The formal procedure of company formation

1. Application and reservation of name.

Under section 48 of the Act, the Registrar may, on written application, reserve a name pending registration of a company or change of name by a company.
The reservation of a name remains in force for a period of thirty (30) days

2. Preparation of Registration Documents

In order to successfully complete  registration, a company must register the following documents with the registrar of companies:

 Application for registration (FormCR1)

 Memorandum of association (Form CR2-Limited companies by shares, Form CR3-limited companies by guarantee, Form CR4-Unlimited companies)

 Articles of association (this is the company’s constitution)

 Notice of residential address of directors (Form CR8)

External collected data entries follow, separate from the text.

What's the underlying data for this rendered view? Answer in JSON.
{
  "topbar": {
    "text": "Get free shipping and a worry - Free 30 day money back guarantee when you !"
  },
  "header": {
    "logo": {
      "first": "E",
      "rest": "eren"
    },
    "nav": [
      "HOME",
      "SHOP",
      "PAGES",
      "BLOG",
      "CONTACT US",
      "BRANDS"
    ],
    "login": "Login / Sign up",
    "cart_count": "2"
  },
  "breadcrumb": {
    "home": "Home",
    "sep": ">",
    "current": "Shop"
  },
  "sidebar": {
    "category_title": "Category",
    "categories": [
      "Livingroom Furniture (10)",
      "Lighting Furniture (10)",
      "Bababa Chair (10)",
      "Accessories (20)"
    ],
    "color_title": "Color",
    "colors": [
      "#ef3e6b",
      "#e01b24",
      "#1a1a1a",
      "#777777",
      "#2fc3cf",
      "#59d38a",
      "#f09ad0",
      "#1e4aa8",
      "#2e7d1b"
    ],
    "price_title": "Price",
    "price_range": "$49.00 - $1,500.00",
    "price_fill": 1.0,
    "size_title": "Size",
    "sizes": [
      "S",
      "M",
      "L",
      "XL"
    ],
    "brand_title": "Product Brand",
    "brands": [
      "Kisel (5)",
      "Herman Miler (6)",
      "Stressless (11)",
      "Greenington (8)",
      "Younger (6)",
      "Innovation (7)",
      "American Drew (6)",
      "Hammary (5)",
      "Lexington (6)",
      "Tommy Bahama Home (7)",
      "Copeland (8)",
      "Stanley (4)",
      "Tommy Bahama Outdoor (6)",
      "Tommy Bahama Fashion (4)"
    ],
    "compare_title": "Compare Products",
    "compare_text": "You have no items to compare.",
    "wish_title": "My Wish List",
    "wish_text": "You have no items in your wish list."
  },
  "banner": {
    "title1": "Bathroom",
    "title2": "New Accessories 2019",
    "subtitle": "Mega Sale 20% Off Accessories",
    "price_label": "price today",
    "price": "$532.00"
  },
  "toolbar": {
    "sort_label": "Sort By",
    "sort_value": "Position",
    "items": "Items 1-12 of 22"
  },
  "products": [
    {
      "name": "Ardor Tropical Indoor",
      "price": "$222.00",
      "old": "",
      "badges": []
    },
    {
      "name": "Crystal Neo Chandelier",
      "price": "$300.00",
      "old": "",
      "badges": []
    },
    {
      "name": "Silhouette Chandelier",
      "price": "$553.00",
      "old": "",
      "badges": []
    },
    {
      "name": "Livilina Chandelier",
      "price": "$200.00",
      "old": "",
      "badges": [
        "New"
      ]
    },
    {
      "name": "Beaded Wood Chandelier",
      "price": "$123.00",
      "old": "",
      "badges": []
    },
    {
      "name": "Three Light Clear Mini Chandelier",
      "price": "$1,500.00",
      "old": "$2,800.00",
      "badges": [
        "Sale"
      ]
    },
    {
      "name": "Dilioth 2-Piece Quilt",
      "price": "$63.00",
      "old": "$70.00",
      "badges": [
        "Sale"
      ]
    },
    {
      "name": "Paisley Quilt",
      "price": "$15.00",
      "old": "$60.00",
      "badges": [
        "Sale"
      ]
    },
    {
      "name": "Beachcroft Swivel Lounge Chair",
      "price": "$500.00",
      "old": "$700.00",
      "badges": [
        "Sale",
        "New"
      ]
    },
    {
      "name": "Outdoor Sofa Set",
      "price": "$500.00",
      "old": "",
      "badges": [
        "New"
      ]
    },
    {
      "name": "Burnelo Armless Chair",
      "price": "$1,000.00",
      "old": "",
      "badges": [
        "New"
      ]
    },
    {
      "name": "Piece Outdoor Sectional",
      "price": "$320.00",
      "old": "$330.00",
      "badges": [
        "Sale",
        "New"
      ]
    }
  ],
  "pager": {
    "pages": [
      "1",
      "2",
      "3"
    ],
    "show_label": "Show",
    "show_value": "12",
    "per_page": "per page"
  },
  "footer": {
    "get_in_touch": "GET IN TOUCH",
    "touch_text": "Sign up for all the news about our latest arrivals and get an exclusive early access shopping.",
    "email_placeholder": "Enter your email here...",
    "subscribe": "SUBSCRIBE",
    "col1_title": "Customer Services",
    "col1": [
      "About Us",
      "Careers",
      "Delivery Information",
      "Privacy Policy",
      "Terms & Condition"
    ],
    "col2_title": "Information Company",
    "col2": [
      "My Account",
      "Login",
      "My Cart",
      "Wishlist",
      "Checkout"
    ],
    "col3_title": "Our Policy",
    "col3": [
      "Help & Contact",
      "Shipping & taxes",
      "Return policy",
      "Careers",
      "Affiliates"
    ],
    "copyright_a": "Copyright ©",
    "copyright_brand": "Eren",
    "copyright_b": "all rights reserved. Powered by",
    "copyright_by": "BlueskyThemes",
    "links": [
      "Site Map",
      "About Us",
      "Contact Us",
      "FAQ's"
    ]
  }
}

 A statement of nominal capital
3. Presentation of documents

Under section 15 of the Act, the constitutive and other documents must be presented to the Registrar for registration of the company. The Registrar must satisfy himself that the documents have been prepared in accordance with the provision of Companies Act.

4. Registration and issue of certificate of incorporation

The Registrar registers the memorandum and issues a certificate of incorporation under his hand thereby certifying that the company is duly incorporated. The company comes into existence on the date mentioned in the certificate of incorporation.
The company seal is formally prepared after the Certificate of incorporation has been issued Differences between Limited companies and partnerships
Section 3 of the partnership Act defines a partnership as a relationship between two or more persons carrying on business together with the view of making profit. The partnership can be distinguished from a limited company as follows:
1. Formation: a company undergoes elaborate legal procedures to come into existence, for example, a company requires registration with the registrar of companies whereas for a partnership registration is not compulsory.
2. Legal personality. A company has legal personality and is distinct from its members whereas a partnership has no legal personality and is made up of the members who compose it.
3. Membership.The minimum number of members in a partnership is two and a maximum of twenty whereas the minimum number in a private company is two and maximum of fifty. In a public company minimum of seven and an unrestricted maximum.
4. Transfer ability of shares. Shares in a company are freely transferable whereas a partner cannot transfer his shares without consent of the other partners.
5. Scope of business.The scope of business of the company is limited to the object clause of the memorandum of association whereas scope of business of a partnership is not restricted.
6. Management. The business of the company is run by the board of directors whereas every member of a partnership firm is involved in the business of the firm.

7. Agency. Partners are agents to each other in the carrying of business of the firm, whereas members of a limited company are not agents to each other.
8. Dissolution. An act of the parties. For example, agreement, notice etc, render the partnership dissolved whereas dissolution of the company requires elaborate legal procedures.